Tous les voisins de l'immeuble peuvent le dépanner et s'occuper de lui si besoin comme il me l'a dit et chez nous il peut se laver et se reposer.
En théorie il est censé aller voir la voisine du dessous Madame Benchaoui est à la maison, il ne l'aime pas trop, mais il sait qu'elle peut l'aider en cas de besoin. A mon avis, à la place, il va voir Carla. Ils ont l'air proches et complices tous les deux.
Carla rentre à la même heure, couverte de poussière de bois. Martial m'a expliqué quel apprend à bricoler pour réparer sa boutique.
Pour la boutique il m'a expliqué que c'était une boutique de bonheur, elle serait marchande de bonheur. Cela me rassure quand il ne comprend pas des choses, cela le ramène à son âge normal.
Au début elle me regardait monter les escaliers avec Martial dans mes bras, dédaigneuse. Quand j'arrive en haut je suis épuisé. Arrivé chez nous, je ne traine pas, je lui prépare son repas et son bain.
Je lance une lessive et range un peu.
Je ne m'occupe pas des devoirs, limite il faudrait lui interdire de les faire. Dans son cartable il a toujours des livres et pas des livres de bébé. Il lit déjà des livres pour adulte. Lui un manuel scolaire il le lit de A à Z, dire que je ne sais pas lire.
Puis je retourne bosser en prévenant ma voisine du dessous qui sait qu'elle peut avoir la visite de Martial.
Il se garde seul comme l'a dit Carla c'est limite.
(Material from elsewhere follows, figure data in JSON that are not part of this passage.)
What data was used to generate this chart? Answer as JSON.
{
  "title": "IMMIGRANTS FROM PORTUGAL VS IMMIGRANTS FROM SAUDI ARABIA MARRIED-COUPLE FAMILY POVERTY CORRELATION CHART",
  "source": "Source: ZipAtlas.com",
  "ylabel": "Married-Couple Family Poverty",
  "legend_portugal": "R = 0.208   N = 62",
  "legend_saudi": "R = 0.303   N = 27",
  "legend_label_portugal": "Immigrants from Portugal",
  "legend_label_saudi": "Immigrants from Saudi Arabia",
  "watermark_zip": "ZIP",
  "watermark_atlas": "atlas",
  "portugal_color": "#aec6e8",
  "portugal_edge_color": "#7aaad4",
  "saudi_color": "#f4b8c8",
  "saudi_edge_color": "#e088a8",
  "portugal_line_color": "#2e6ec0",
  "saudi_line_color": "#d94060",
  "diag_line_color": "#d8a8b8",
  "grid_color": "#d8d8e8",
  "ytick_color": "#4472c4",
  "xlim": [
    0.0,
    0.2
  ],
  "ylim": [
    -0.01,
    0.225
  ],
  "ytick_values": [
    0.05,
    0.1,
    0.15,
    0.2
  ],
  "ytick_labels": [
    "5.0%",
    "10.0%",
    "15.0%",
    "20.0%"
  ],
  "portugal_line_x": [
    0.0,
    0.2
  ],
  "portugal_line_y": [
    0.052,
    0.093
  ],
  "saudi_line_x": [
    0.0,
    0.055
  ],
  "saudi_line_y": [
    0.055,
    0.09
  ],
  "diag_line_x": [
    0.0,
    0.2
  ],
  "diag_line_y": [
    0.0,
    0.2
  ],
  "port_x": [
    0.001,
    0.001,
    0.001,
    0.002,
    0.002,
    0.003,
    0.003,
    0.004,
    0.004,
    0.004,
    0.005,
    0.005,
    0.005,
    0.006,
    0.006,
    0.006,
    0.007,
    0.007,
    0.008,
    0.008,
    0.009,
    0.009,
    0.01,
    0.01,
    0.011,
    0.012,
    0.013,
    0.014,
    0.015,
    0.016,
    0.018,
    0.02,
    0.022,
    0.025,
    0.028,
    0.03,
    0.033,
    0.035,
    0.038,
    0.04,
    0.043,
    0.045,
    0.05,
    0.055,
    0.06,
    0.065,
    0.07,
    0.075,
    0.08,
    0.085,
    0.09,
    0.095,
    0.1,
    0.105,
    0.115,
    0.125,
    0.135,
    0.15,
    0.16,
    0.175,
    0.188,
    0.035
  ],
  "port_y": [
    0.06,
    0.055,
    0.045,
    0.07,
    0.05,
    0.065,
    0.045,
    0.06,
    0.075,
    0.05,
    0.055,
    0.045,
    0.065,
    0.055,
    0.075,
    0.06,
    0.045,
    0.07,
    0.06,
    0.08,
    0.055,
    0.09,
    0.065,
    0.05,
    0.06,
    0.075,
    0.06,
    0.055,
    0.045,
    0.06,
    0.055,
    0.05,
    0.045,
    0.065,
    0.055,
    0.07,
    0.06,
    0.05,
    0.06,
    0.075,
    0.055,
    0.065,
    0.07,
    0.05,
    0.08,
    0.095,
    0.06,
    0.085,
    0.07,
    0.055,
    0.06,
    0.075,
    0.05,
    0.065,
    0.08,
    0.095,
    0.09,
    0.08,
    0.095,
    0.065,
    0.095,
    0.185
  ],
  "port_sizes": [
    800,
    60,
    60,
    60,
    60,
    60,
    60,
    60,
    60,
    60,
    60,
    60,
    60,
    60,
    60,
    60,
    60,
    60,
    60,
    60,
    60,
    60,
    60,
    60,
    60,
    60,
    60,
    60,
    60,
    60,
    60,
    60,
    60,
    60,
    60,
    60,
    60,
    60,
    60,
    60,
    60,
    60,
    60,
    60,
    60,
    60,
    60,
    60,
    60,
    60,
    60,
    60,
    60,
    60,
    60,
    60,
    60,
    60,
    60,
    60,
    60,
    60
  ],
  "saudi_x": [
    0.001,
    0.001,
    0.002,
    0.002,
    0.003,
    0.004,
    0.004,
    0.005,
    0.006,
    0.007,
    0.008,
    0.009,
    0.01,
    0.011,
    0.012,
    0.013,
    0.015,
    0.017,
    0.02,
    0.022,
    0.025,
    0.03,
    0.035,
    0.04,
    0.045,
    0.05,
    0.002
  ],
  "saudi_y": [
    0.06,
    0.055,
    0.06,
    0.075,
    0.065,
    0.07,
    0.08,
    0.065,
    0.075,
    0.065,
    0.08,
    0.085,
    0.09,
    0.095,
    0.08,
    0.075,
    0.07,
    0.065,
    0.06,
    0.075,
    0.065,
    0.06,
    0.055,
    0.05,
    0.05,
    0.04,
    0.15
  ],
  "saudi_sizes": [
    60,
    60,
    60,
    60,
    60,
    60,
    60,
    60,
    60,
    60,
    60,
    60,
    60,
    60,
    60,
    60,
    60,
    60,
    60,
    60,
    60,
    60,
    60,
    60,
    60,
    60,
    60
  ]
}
Une semaine plus tard alors que je monte avec Martial, je croise Carla. Elle me prend Martial des bras pour me le monter. Je veux protester, mais j'en suis encore à récupérer mon souffle alors que je les entends bavarder tous les deux. Puis elle fait la même chose les matins, elle me le descend. Au début elle allait porter ces poubelles puis très vite, elle n'a plus besoin de prétexte. Elle ne me dit rien, mais le fait en parlant à mon bonhomme. Je sens une énorme complicité entre eux deux. Ensuite tous les jours après cela elle me le monte et me le descends mais sans me dire un mot toujours en ne parlant qu'a Martial.